A quelques mois des élections présidentielles en Côte d’Ivoire, un nouveau rapport d’enquête montre que les ivoiriens n’ont pas confiance en leur système judiciaire national qu’ils jugent corrompu et incapable de gérer de façon équitable les affaires liées à la crise postélectorale de 2010-11. Si les ivoiriens ont confiance en la capacité de la CPI à lutter efficacement contre l’impunité, la Cour est encore perçue par certains comme trop politique.

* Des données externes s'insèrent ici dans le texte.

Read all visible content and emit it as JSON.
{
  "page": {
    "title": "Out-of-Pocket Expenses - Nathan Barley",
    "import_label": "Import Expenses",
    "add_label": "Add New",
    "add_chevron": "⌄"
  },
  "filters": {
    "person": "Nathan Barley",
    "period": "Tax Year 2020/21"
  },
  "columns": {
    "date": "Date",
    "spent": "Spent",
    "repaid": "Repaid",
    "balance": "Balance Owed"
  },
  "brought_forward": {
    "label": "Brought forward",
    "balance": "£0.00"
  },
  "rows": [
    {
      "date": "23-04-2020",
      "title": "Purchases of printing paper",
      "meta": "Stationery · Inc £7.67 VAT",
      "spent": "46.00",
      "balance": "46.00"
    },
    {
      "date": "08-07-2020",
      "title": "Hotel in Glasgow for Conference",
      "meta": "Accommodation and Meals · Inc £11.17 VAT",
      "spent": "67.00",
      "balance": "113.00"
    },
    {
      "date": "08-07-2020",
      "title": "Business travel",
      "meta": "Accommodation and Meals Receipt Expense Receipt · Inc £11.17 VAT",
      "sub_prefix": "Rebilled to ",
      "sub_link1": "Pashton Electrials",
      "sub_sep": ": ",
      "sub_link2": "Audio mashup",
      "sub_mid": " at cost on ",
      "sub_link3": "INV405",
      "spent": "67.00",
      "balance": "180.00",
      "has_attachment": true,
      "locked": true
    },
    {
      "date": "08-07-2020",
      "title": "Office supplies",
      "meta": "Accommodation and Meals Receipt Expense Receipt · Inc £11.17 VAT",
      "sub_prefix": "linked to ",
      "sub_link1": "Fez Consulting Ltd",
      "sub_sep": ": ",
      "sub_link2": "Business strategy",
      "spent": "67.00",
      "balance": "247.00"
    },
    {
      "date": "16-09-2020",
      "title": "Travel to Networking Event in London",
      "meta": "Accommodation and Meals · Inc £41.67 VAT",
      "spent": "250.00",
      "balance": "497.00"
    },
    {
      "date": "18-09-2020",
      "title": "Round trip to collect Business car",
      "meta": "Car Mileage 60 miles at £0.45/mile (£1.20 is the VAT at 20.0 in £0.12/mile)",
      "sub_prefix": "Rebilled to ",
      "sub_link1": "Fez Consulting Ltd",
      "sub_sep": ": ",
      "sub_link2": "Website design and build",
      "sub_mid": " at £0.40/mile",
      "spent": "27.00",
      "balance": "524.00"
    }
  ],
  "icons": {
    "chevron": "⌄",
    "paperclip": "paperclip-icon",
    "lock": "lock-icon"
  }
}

Publié par la Coalition Ivoirienne pour la Cour Pénale Internationale (CICPI), le rapport Nous avons soif de plus de justice montre comment la population ivoirienne perçoit la justice nationale, internationale et transitionnelle.

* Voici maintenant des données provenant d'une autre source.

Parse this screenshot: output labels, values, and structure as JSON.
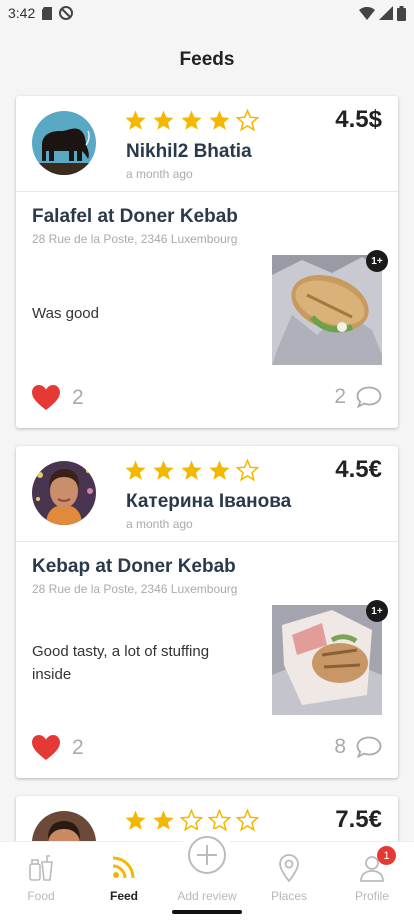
{
  "status_bar": {
    "time": "3:42"
  },
  "header": {
    "title": "Feeds"
  },
  "posts": [
    {
      "rating": 4,
      "price": "4.5$",
      "user": "Nikhil2 Bhatia",
      "time": "a month ago",
      "dish": "Falafel at Doner Kebab",
      "address": "28 Rue de la Poste, 2346 Luxembourg",
      "review": "Was good",
      "photo_badge": "1+",
      "likes": "2",
      "comments": "2"
    },
    {
      "rating": 4,
      "price": "4.5€",
      "user": "Катерина Іванова",
      "time": "a month ago",
      "dish": "Kebap at Doner Kebab",
      "address": "28 Rue de la Poste, 2346 Luxembourg",
      "review": "Good tasty, a lot of stuffing inside",
      "photo_badge": "1+",
      "likes": "2",
      "comments": "8"
    },
    {
      "rating": 2,
      "price": "7.5€"
    }
  ],
  "nav": {
    "food": "Food",
    "feed": "Feed",
    "add_review": "Add review",
    "places": "Places",
    "profile": "Profile",
    "profile_badge": "1"
  },
  "colors": {
    "star": "#f5b800",
    "heart": "#e53935",
    "feed_active": "#f5b800"
  }
}
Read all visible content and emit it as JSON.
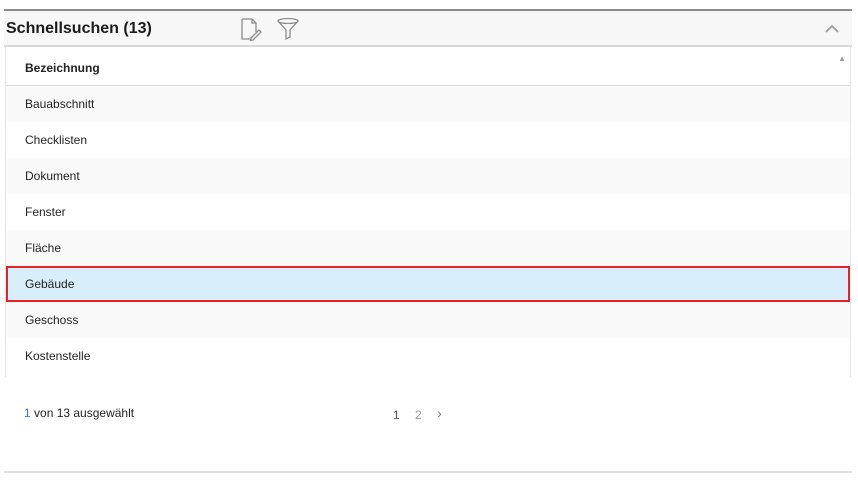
{
  "panel": {
    "title": "Schnellsuchen (13)",
    "icons": [
      "document-edit-icon",
      "filter-icon",
      "chevron-up-icon"
    ]
  },
  "grid": {
    "column_header": "Bezeichnung",
    "rows": [
      {
        "label": "Bauabschnitt",
        "selected": false
      },
      {
        "label": "Checklisten",
        "selected": false
      },
      {
        "label": "Dokument",
        "selected": false
      },
      {
        "label": "Fenster",
        "selected": false
      },
      {
        "label": "Fläche",
        "selected": false
      },
      {
        "label": "Gebäude",
        "selected": true
      },
      {
        "label": "Geschoss",
        "selected": false
      },
      {
        "label": "Kostenstelle",
        "selected": false
      }
    ]
  },
  "footer": {
    "selected_count": "1",
    "status_rest": " von 13 ausgewählt",
    "pages": [
      "1",
      "2"
    ],
    "next": "›"
  },
  "colors": {
    "selected_row_bg": "#d8eefa",
    "selected_row_border": "#e2232a",
    "selected_count_color": "#3b78d8"
  }
}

Outre la justice nationale, l’enquête menée auprès de 300 personnes issues de différentes couches sociales dans l’ensemble du pays du 25 mars au 9 juillet 2014 concerne également la justice internationale (Cour Pénale Internationale, CPI) et la justice transitionnelle (Commission Dialogue Vérité et Réconciliation, CDVR).
Les résultats montrent que dans leur grande majorité les personnes interrogées n’ont pas confiance en leur système judiciaire. Ainsi, près de 65% des sondés affirment ne pas avoir confiance en la justice ivoirienne. Le même pourcentage de personnes estime que la justice ivoirienne est incapable de mettre fin à l’impunité en Côte d’Ivoire. Par ailleurs, moins de la moitié a confiance en la CDVR (46%).
Les résultats de l’enquête quant à la CPI sont eux mitigés. Si plus de la moitié (53,1%) des ivoiriens interrogés pense qu’elle est capable de mettre fin à l’impunité en Côte d’Ivoire, 47% d’entre eux n’ont pas confiance en la CPI dans la situation en Côte d’Ivoire et 40% la trouve partiale et inéquitable.
Ali Ouattara, Président de la CICPI:
« Au niveau International, notamment pour les cas de la CPI, nous demandons toujours que tous ceux qui ont commis des crimes puissent être poursuivis quelque soit leur camp. Par ailleurs la Côte d’Ivoire doit accélérer le processus de reforme de son code pénal et son code de procédure pénale afin de les rendre conformes aux dispositions du Statut de Rome de la CPI. »
La Côte d’Ivoire a été le théâtre de plusieurs crises politiques au cours des dernières années avec une rébellion en septembre 2002 suivie d’une crise postélectorale en 2010-2011 qui a causé la mort de plus de 3000 personnes selon la Commission nationale d’enquête. D’après l’enquête de la CICPI, 79% des personnes interrogées n’ont reçu aucune assistance à la suite du préjudice subi lors des violences post-électorales.
A la sortie de cette crise, la Côte d’Ivoire a sollicité la Cour Pénale Internationale qui a engagé des poursuites à l’encontre de l’ancien Président Laurent Gbagbo, sa femme Simone Gbagbo et Charles Blé Goudé, soupçonnés d’avoir élaboré et exécuté un « plan commun » visant à se maintenir au pouvoir en encourageant des attaques contre les partisans du candidat opposé à Gbagbo lors des élections de 2010, l’actuel Président Alassane Ouattara.
Laurent Gbagbo et Charles Blé Goudé doivent être jugé en novembre 2015, un mois après les élections présidentielles dans le pays. En mars 2015, Simone Gbagbo a été condamnée à 20 ans prison par une Cour d’assises ivoirienne mais par un arrêt du 27 mai 2015, la Chambre d’appel a jugé l’affaire recevable devant la CPI, obligeant ainsi les autorités ivoiriennes à transférer Mme Gbagbo à La Haye.
A ce jour, aucune affaire n’a encore été ouverte à l’encontre de hauts responsables ou partisans du Président Ouattara. Afin d’assurer une justice post conflictuelle effective en Côte d’Ivoire, la Coalition pour la CPI et la CICPI réitèrent leur appel à ce que tous les auteurs d’atrocités, quel que soit leur camp, soient poursuivis.
Par ailleurs, afin de lutter efficacement contre l’impunité dans le pays et rétablir la confiance du peuple ivoirien envers ses institutions, la Coalition se joint à la CICPI en recommandant aux autorités ivoiriennes de mettre en œuvre le Statut de Rome dans le droit national et de coopérer pleinement avec la Cour Pénale Internationale qui devrait, de son côté, fournir toute l’assistance nécessaire à la justice ivoirienne pour la rendre plus efficace pour les enquêtes sur les crimes graves.